In years past, the communist CGT labor union and French law made it difficult to dismiss employees suspected of radical Islamist sympathies. In an effort to support its Muslim members, indeed, the union wanted halal meat served in the company canteen, provoking an uproar among far right-wing politicians.
But by last year, even the CGT leadership expressed concerns about some of its members who were working for Air France. After the November attacks, CGT-Air France secretary general Philippe Martinez told France Info radio that 500 of 2,000 members had been identified as “fundamentalists” and expelled from the union.

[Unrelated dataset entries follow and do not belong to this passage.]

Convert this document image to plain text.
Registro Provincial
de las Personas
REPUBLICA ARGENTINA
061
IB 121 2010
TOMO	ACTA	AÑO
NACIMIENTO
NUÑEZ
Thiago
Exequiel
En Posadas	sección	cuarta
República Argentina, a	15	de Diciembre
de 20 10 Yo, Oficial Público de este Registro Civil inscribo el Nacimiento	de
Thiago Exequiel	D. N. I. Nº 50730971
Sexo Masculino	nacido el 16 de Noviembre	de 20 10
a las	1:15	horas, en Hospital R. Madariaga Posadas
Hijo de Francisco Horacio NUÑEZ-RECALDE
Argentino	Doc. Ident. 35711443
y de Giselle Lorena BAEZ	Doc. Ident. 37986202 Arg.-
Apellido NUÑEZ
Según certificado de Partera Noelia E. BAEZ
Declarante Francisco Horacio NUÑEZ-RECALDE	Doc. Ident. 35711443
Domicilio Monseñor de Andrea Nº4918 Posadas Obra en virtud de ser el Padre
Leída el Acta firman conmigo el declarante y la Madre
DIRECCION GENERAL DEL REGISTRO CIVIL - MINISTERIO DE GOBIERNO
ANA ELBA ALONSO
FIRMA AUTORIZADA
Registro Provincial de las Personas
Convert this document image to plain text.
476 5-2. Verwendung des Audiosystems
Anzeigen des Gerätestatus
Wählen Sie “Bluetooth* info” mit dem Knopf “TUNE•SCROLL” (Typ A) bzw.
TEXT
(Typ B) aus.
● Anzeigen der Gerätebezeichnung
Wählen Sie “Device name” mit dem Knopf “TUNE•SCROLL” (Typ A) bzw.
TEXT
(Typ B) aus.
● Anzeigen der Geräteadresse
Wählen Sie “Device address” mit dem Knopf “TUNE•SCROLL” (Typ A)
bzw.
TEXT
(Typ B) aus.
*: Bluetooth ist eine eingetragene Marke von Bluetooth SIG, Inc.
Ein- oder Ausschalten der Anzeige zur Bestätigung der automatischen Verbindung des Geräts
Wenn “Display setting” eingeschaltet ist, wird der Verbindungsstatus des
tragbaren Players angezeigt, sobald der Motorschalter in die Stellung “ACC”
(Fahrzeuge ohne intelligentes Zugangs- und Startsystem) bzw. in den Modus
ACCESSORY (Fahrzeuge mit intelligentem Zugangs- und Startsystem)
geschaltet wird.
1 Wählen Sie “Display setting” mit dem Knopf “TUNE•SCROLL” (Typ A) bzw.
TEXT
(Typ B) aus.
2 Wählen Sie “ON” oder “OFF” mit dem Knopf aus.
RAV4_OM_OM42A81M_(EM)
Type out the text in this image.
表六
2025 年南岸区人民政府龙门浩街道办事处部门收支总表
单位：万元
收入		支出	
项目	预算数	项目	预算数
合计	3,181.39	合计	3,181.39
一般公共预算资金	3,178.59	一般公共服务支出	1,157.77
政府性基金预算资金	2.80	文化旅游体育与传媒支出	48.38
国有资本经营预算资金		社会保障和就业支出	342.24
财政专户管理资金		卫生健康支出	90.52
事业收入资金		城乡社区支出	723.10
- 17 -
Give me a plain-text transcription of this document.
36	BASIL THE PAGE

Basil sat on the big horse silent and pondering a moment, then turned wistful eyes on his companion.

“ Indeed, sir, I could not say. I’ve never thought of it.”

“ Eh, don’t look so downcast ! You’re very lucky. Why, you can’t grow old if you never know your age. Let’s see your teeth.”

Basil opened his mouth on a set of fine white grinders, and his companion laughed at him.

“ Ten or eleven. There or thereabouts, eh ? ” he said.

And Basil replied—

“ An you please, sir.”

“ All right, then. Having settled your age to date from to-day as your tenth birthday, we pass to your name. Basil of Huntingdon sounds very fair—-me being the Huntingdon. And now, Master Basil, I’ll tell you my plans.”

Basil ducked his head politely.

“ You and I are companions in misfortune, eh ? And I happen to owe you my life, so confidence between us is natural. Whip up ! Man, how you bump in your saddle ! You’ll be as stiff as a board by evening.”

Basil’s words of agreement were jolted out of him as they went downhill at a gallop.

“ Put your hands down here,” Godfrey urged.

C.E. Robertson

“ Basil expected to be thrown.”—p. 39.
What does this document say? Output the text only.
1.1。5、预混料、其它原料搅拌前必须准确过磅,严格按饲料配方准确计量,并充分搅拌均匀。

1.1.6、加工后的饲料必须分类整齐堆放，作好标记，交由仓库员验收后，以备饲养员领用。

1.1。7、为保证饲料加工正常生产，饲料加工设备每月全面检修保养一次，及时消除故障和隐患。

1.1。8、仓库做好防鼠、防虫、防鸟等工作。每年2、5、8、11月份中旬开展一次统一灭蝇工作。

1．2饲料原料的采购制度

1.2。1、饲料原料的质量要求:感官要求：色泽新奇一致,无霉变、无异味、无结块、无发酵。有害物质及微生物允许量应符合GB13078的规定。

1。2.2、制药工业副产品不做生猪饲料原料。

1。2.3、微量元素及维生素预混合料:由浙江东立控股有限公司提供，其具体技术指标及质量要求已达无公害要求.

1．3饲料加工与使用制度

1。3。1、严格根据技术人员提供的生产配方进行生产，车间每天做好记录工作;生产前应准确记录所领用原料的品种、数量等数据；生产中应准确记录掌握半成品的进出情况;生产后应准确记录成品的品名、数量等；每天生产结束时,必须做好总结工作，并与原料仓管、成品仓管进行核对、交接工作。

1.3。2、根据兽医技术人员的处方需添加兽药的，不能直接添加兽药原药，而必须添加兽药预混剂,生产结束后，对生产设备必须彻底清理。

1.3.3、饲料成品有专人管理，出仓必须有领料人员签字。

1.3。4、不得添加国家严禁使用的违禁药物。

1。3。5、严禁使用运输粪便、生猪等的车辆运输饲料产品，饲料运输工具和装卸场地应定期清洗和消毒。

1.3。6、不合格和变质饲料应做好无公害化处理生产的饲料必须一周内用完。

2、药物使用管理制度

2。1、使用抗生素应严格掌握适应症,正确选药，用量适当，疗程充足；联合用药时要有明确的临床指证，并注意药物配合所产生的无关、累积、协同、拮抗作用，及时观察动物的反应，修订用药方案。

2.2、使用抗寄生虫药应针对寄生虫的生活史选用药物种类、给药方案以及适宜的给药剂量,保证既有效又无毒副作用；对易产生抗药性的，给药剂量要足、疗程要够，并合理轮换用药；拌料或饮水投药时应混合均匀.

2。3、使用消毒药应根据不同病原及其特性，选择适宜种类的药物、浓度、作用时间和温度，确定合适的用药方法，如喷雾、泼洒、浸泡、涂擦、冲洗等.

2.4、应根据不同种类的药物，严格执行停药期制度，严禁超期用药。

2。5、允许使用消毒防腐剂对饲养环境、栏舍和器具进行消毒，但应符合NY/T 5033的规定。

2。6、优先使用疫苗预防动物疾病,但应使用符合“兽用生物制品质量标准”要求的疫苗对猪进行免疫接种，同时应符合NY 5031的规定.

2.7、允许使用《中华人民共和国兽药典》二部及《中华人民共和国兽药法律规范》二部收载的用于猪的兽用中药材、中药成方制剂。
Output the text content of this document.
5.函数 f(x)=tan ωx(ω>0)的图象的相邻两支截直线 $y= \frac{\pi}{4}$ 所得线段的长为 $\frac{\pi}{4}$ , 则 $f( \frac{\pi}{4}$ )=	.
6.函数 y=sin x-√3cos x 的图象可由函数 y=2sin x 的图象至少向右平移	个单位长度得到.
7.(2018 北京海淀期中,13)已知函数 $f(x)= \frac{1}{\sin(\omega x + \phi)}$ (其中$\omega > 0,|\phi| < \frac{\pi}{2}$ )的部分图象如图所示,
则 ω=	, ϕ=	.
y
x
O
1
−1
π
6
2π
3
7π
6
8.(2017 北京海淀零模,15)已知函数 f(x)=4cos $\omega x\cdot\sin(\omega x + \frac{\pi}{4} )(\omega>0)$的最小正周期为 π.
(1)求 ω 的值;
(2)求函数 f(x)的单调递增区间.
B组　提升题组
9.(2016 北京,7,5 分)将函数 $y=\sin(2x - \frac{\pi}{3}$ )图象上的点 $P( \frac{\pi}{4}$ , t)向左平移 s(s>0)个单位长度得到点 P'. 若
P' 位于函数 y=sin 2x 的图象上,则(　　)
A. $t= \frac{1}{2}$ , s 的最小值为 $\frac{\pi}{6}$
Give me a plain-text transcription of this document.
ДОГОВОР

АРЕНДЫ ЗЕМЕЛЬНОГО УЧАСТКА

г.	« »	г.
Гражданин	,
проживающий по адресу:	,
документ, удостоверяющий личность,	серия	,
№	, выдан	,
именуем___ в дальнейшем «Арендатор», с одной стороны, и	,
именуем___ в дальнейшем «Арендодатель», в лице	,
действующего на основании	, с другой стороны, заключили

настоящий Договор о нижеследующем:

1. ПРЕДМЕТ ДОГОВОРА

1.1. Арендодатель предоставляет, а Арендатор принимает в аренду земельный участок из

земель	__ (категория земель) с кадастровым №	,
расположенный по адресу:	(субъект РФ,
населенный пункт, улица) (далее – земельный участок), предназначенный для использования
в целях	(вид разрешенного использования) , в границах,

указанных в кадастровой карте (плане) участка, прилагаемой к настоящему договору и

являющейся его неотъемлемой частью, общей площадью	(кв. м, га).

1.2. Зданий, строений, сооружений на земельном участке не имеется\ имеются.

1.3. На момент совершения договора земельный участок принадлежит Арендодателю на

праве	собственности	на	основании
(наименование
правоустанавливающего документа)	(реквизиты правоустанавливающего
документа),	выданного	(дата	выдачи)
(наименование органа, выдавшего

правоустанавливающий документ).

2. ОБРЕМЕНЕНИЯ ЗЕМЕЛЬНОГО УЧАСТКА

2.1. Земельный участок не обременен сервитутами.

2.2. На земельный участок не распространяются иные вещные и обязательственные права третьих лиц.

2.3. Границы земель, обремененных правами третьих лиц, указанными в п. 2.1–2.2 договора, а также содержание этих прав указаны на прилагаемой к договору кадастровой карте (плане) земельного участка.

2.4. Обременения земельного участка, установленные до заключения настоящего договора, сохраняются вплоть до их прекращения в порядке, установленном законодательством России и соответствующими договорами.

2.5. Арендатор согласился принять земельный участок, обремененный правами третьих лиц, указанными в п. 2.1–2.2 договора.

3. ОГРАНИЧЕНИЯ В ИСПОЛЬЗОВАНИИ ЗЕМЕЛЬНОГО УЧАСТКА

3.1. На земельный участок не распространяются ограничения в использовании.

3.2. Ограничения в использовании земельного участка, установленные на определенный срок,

French law strictly forbids discrimination on religious, ethnic, or racial grounds, as in the United States, but it goes much further and prohibits keeping religious, ethnic, or racial data, so all decisions about suspect personnel are based, punctiliously, on behavior and it is hard to identify which actions may be tied to radical religious activities.
As Alain Zabulon, the ADP security director, explained to France Info, if a male employee refuses to say bonjour to a woman because of his religious beliefs, that is not a punishable offense. But if he refuses to obey a superior, that might be.
In the Paris airports there has been rising religious fervor among employees “for several years,” said Zabulon. “But we must distinguish between religious belief and radicalization. Religious practice—reading the Quran during a break, choosing not to eat some kind of food—that doesn’t pose a problem. What does pose a problem are proselytizing and aggressive practices.
“For example,” said Zabulon, “pressuring other employees of the same faith to respect religious precepts or be apologists for terrorist acts. That attitude needs a response from management. The employee can be taken out of the critical zone at the airport where the planes are, and lose his red badge.”
In such circumstances, to lose a badge is, most often, to lose one’s job. But, one must wonder, what about the employees who show no public signs of religious fervor at all, like many of those connected to the Paris and Brussels attacks in the last few months?
Authorities say the investigations are continuing.
—Erin Zaleski reported this story from Paris, Christopher Dickey from New York.
An earlier version of this story confused politician and novelist Philippe de Villiers with the late thriller writer Gérard de Villiers. The Daily Beast regrets the error.